Também estiverem presentes à cerimônia, o defensor público geral do Maranhão, Gabriel Furtado; o procurador-geral de Justiça, Eduardo Nicolau; o secretário da Sociedade Maranhense de Direitos Humanos, Jorge Serejo; a presidente do Conselho Penitenciário do Maranhão, Susan Lucena; o presidente da OAB-MA, Kaio Saraiva; e a juíza auxiliar da presidência do Tribunal de Justiça da Paraíba, Michelini de Oliveira representando o presidente, desembargador Saulo Henriques Benevides.
A metodologia da Central de Regulação de Vagas foi elaborada pelo CNJ com apoio técnico do programa Fazendo Justiça, desenvolvido desde 2019 em parceria com o Programa das Nações Unidas para o Desenvolvimento e apoio do Ministério da Justiça e Segurança Pública para incidir em desafios no campo de privação de liberdade. O programa também apoia tratativas técnicas para a implementação do projeto, que está em negociação pelo CNJ em outras unidades da federação.
Avanços no socioeducativo
No período da tarde, a mobilização ocorreu em torno de melhorias no sistema socioeducativo, a partir de ações já trabalhadas pelo CNJ em outras unidades da federação. CNJ, TJ-MA e a Secretaria estadual de Direitos Humanos e Participação Popular assinaram a resolução para a implementação da Central de Vagas do Socioeducativo e para a realização das audiências concentradas.

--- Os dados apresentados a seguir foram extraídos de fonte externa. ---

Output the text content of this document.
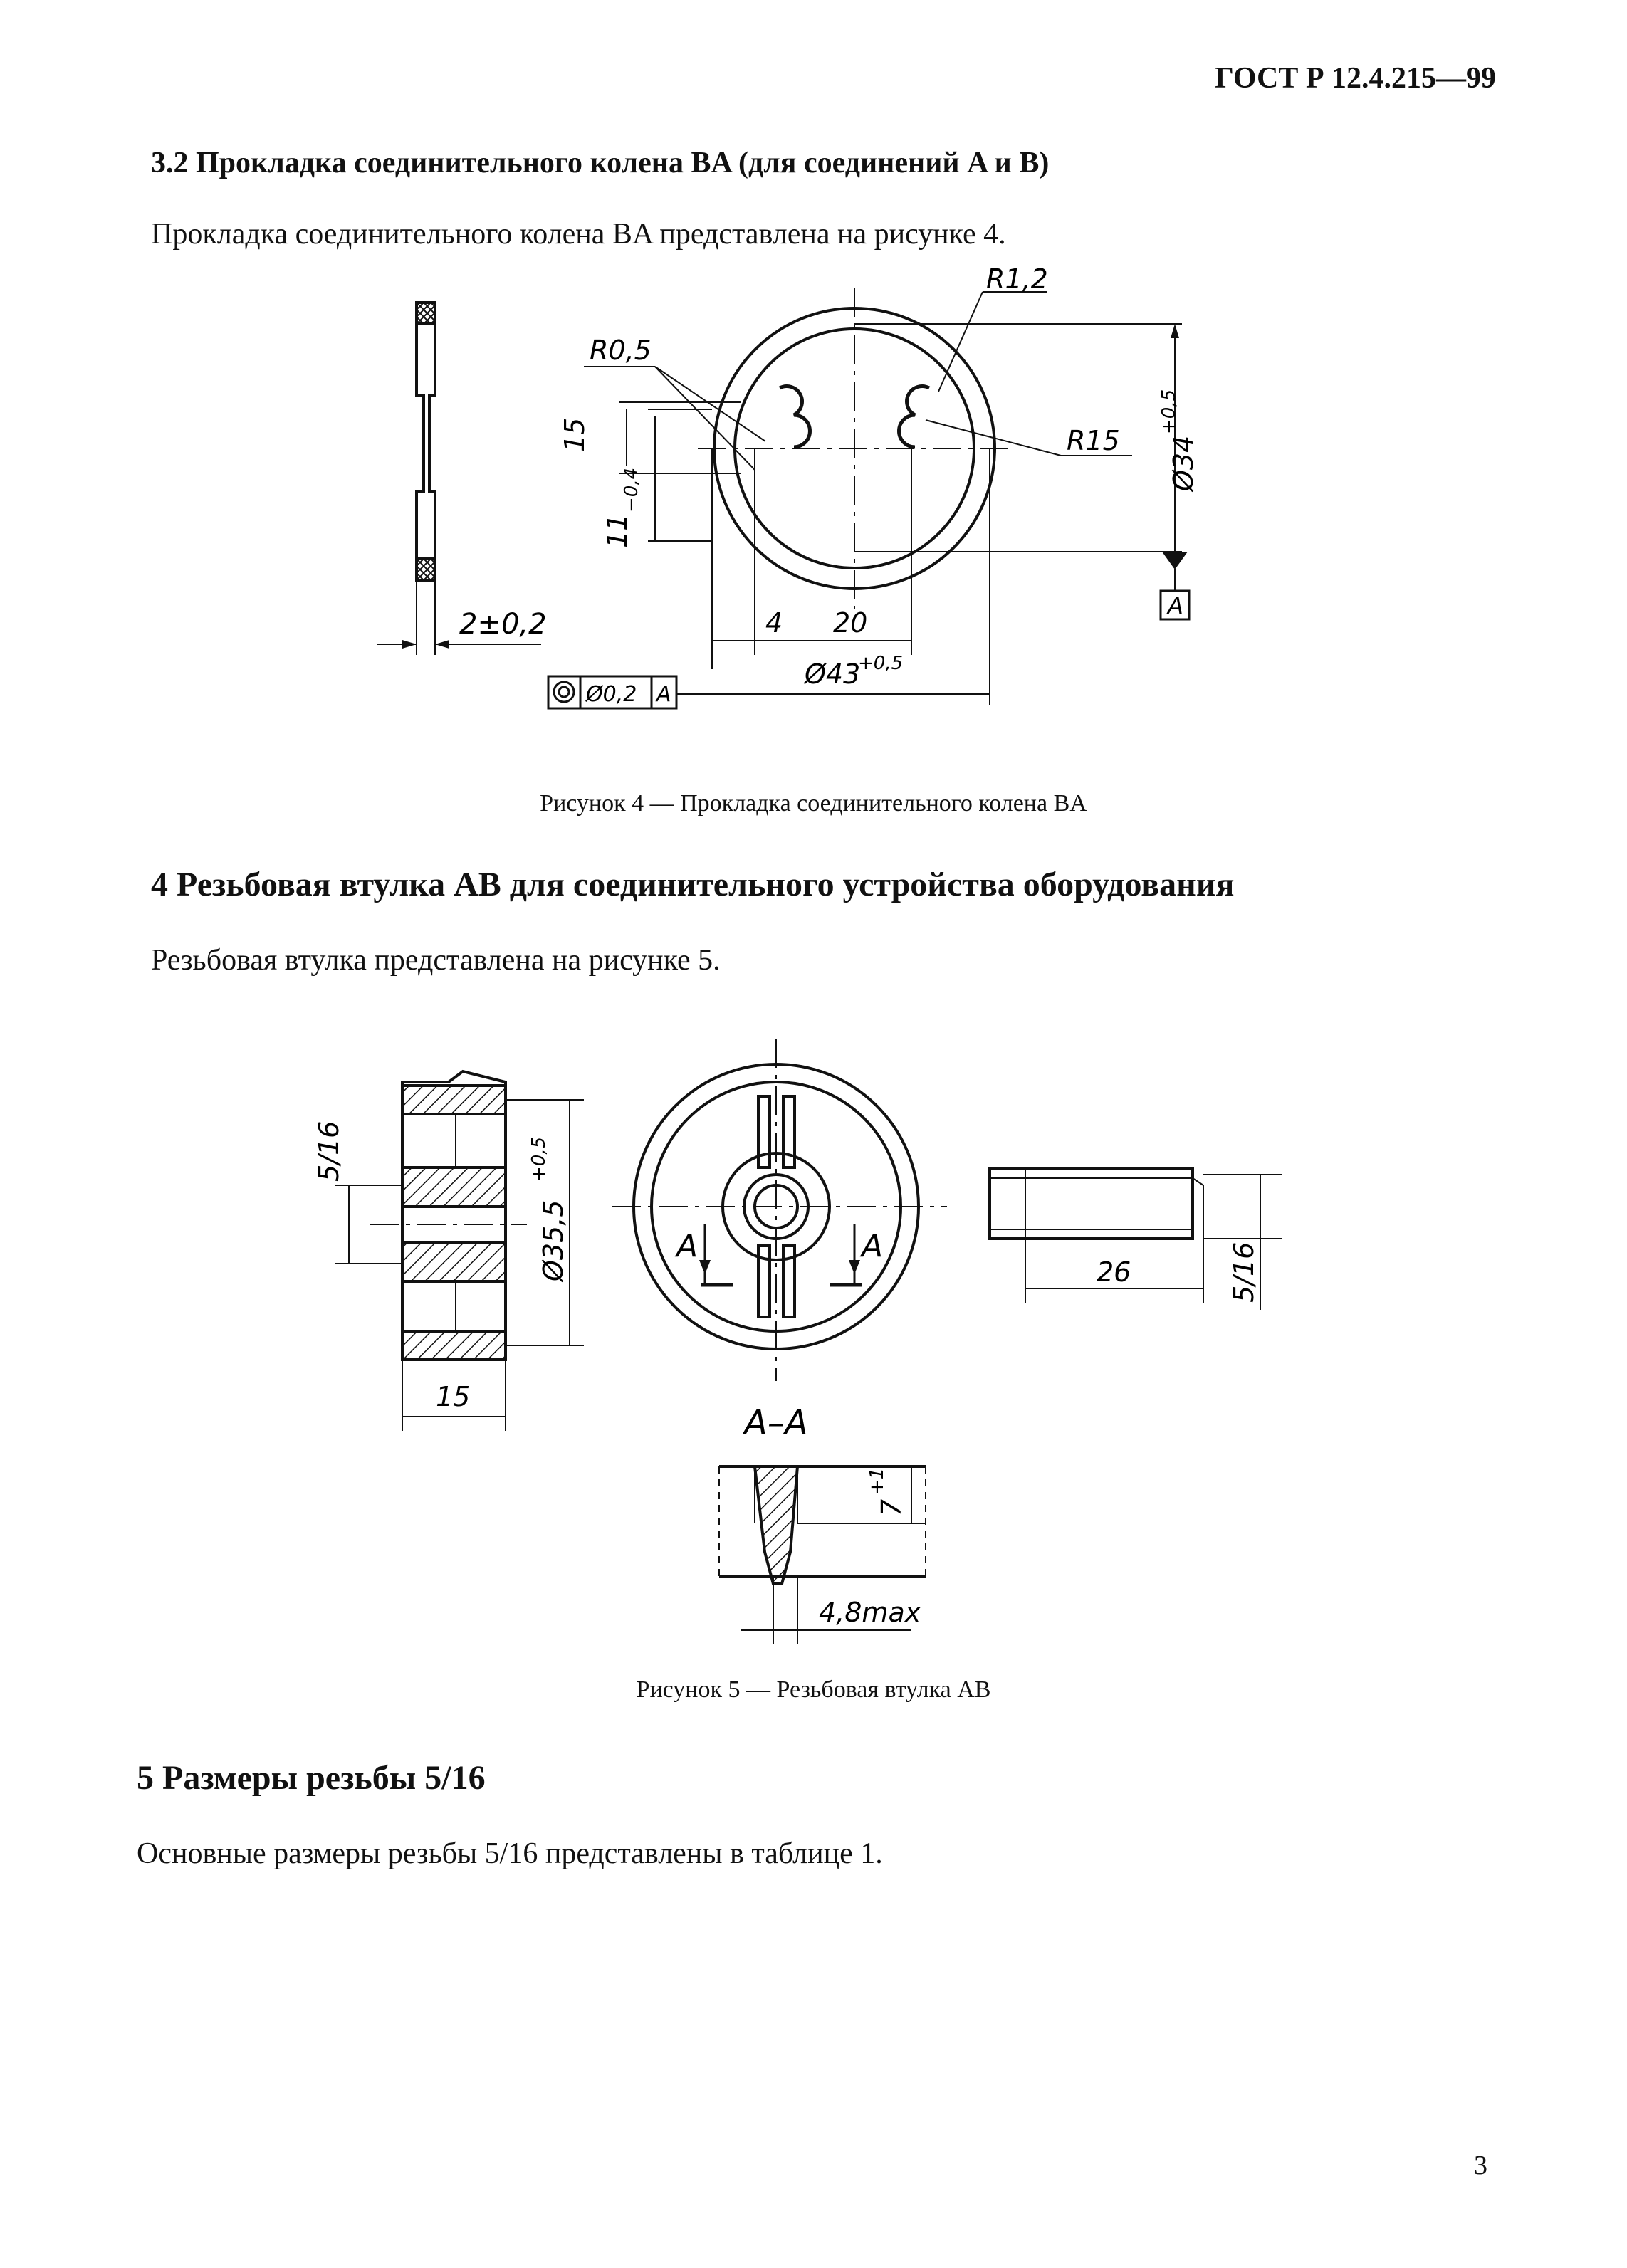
ГОСТ Р 12.4.215—99
3.2 Прокладка соединительного колена BA (для соединений A и B)
Прокладка соединительного колена BA представлена на рисунке 4.
2±0,2
R1,2
R0,5
R15
15
11
−0,4	Ø34
+0,5
A
4 20
Ø43
+0,5
Ø0,2 A
Рисунок 4 — Прокладка соединительного колена BA
4 Резьбовая втулка AB для соединительного устройства оборудования
Резьбовая втулка представлена на рисунке 5.
5/16
Ø35,5
+0,5
15
A	A
26	5/16
A–A
7
+1
4,8max
Рисунок 5 — Резьбовая втулка AB
5 Размеры резьбы 5/16
Основные размеры резьбы 5/16 представлены в таблице 1.
3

A Central de Vagas do Socioeducativo tem como objetivo evitar a ocupação excessiva das unidades de internação, dando cumprimento à decisão do Supremo Tribunal Federal no HC coletivo 14.3988. Além de regulamentar o tema por meio da Resolução CNJ n. 367/2021 – com posterior publicação de manual orientador -, o CNJ vem fomentando a ampliação das Centrais de Vagas a partir de experiências bem sucedidas já em andamento no país. O Maranhão é 11º estado a instalar uma central de vagas para o sistema socioeducativo. A concepção e o funcionamento das Centrais de Vagas do socioeducativo são diversas da Central de Regulação de Vagas do sistema prisional, inclusive com o envolvimento de atores institucionais distintos.

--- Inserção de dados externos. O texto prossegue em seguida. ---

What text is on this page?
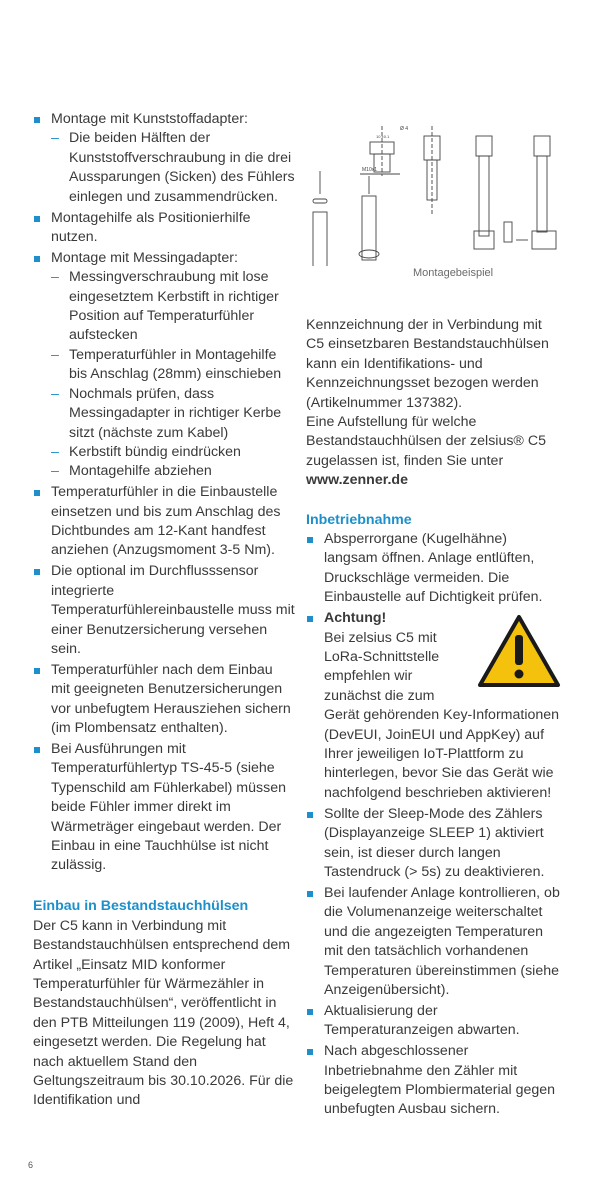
Montage mit Kunststoffadapter:
– Die beiden Hälften der Kunststoffverschraubung in die drei Aussparungen (Sicken) des Fühlers einlegen und zusammendrücken.
Montagehilfe als Positionierhilfe nutzen.
Montage mit Messingadapter:
– Messingverschraubung mit lose eingesetztem Kerbstift in richtiger Position auf Temperaturfühler aufstecken
– Temperaturfühler in Montagehilfe bis Anschlag (28mm) einschieben
– Nochmals prüfen, dass Messingadapter in richtiger Kerbe sitzt (nächste zum Kabel)
– Kerbstift bündig eindrücken
– Montagehilfe abziehen
Temperaturfühler in die Einbaustelle einsetzen und bis zum Anschlag des Dichtbundes am 12-Kant handfest anziehen (Anzugsmoment 3-5 Nm).
Die optional im Durchflusssensor integrierte Temperaturfühlereinbaustelle muss mit einer Benutzersicherung versehen sein.
Temperaturfühler nach dem Einbau mit geeigneten Benutzersicherungen vor unbefugtem Herausziehen sichern (im Plombensatz enthalten).
Bei Ausführungen mit Temperaturfühlertyp TS-45-5 (siehe Typenschild am Fühlerkabel) müssen beide Fühler immer direkt im Wärmeträger eingebaut werden. Der Einbau in eine Tauchhülse ist nicht zulässig.
Einbau in Bestandstauchhülsen

Der C5 kann in Verbindung mit Bestandstauchhülsen entsprechend dem Artikel „Einsatz MID konformer Temperaturfühler für Wärmezähler in Bestandstauchhülsen“, veröffentlicht in den PTB Mitteilungen 119 (2009), Heft 4, eingesetzt werden. Die Regelung hat nach aktuellem Stand den Geltungszeitraum bis 30.10.2026. Für die Identifikation und

M10x1
Ø 4
10 ±0.1
Montagebeispiel

Kennzeichnung der in Verbindung mit C5 einsetzbaren Bestandstauchhülsen kann ein Identifikations- und Kennzeichnungsset bezogen werden (Artikelnummer 137382).

Eine Aufstellung für welche Bestandstauchhülsen der zelsius® C5 zugelassen ist, finden Sie unter

www.zenner.de

Inbetriebnahme
Absperrorgane (Kugelhähne) langsam öffnen. Anlage entlüften, Druckschläge vermeiden. Die Einbaustelle auf Dichtigkeit prüfen.
Achtung!
Bei zelsius C5 mit LoRa-Schnittstelle empfehlen wir zunächst die zum Gerät gehörenden Key-Informationen (DevEUI, JoinEUI und AppKey) auf Ihrer jeweiligen IoT-Plattform zu hinterlegen, bevor Sie das Gerät wie nachfolgend beschrieben aktivieren!
Sollte der Sleep-Mode des Zählers (Displayanzeige SLEEP 1) aktiviert sein, ist dieser durch langen Tastendruck (> 5s) zu deaktivieren.
Bei laufender Anlage kontrollieren, ob die Volumenanzeige weiterschaltet und die angezeigten Temperaturen mit den tatsächlich vorhandenen Temperaturen übereinstimmen (siehe Anzeigenübersicht).
Aktualisierung der Temperaturanzeigen abwarten.
Nach abgeschlossener Inbetriebnahme den Zähler mit beigelegtem Plombiermaterial gegen unbefugten Ausbau sichern.
6
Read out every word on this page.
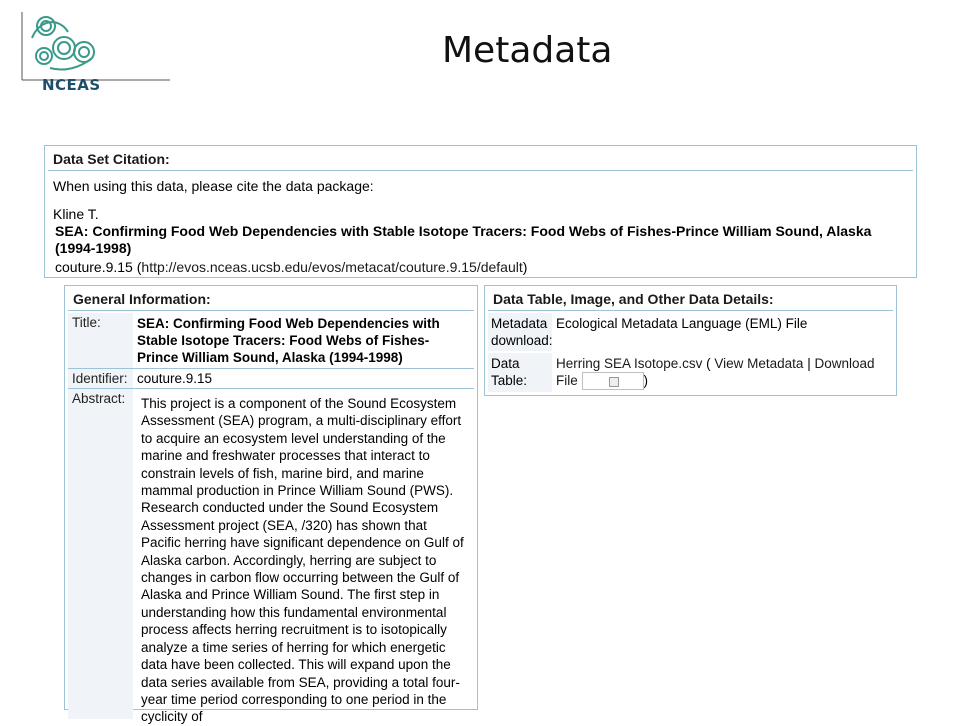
NCEAS
Metadata
Data Set Citation:
When using this data, please cite the data package:
Kline T.
SEA: Confirming Food Web Dependencies with Stable Isotope Tracers: Food Webs of Fishes-Prince William Sound, Alaska (1994-1998)
couture.9.15 (http://evos.nceas.ucsb.edu/evos/metacat/couture.9.15/default)
General Information:
Title:	SEA: Confirming Food Web Dependencies with Stable Isotope Tracers: Food Webs of Fishes-Prince William Sound, Alaska (1994-1998)
Identifier: couture.9.15
Abstract:	This project is a component of the Sound Ecosystem Assessment (SEA) program, a multi-disciplinary effort to acquire an ecosystem level understanding of the marine and freshwater processes that interact to constrain levels of fish, marine bird, and marine mammal production in Prince William Sound (PWS). Research conducted under the Sound Ecosystem Assessment project (SEA, /320) has shown that Pacific herring have significant dependence on Gulf of Alaska carbon. Accordingly, herring are subject to changes in carbon flow occurring between the Gulf of Alaska and Prince William Sound. The first step in understanding how this fundamental environmental process affects herring recruitment is to isotopically analyze a time series of herring for which energetic data have been collected. This will expand upon the data series available from SEA, providing a total four-year time period corresponding to one period in the cyclicity of
Data Table, Image, and Other Data Details:
Metadata download:
Ecological Metadata Language (EML) File
Data Table:
Herring SEA Isotope.csv ( View Metadata | Download File	)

Já as audiências concentradas já estão em operação em outros oito estados, também orientadas por Recomendação e manual publicados pelo CNJ . O objetivo é otimizar a participação dos poderes públicos e de pessoas próximas aos adolescentes na avaliação do cumprimento da medida socioeducativa, para entender se ela ainda é necessária ou se já cumpriu seu objetivo. As duas ferramentas são difundidas pelo CNJ com apoio do programa Fazendo Justiça, iniciativa em parceria com o Programa das Nações Unidas para o Desenvolvimento (Pnud).
“No socioeducativo estamos diante de seres humanos em desenvolvimento e sob a égide legal da proteção integral, o que aumenta a nossa responsabilidade como sociedade e como Estado”, comentou o representante do CNJ e coordenador do DMF, Luís Lanfredi. “Medida socioeducativa não é pena, tem um caráter pedagógico. Até por isso preferimos realizar dois eventos separados.”

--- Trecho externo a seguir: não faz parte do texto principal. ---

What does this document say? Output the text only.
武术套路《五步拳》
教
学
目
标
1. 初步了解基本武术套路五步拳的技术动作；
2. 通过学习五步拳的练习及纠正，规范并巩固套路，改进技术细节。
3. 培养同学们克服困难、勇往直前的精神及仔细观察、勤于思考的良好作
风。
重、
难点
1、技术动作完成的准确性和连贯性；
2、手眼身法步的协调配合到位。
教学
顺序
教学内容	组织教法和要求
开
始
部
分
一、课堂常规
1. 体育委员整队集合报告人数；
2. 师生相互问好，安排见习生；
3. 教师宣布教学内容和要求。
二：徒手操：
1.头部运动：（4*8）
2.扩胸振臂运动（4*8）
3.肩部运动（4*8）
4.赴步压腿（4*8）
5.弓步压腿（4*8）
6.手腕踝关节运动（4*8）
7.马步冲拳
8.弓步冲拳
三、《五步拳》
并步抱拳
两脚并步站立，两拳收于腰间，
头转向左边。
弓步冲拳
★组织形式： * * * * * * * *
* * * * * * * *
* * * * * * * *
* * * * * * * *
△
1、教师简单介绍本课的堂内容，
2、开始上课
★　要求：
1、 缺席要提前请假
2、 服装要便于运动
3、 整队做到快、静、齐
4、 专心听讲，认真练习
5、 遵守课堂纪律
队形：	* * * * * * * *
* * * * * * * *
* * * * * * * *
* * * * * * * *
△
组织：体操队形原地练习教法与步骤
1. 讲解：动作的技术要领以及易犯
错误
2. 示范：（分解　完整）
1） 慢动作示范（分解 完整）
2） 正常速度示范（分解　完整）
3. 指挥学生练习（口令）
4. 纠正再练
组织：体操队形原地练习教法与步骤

Para o presidente do TJ-MA, desembargador Paulo Velten Pereira, “existe de fato no Maranhão um sistema de proteção integral ao adolescente em conflito com a lei, e essas ferramentas vão aprimorar o que já está em funcionamento”. Velten destacou a parceria entre Judiciário e Executivo no acordo da Central de Vagas.
A secretária estadual adjunta de Direitos Humanos e Participação Popular, Lisandra Leite, concordou que a Central de Vagas contribuirá para gerir e cuidar melhor dos adolescentes em privação de liberdade. “Quando um adolescente entra em conflito com a lei, significa que falhamos como sociedade em não agir anteriormente. Não podemos perder outra oportunidade de melhorar a vida dessas crianças e adolescentes, proporcionando o melhor tratamento possível enquanto estão cumprindo medidas socioeducativas”.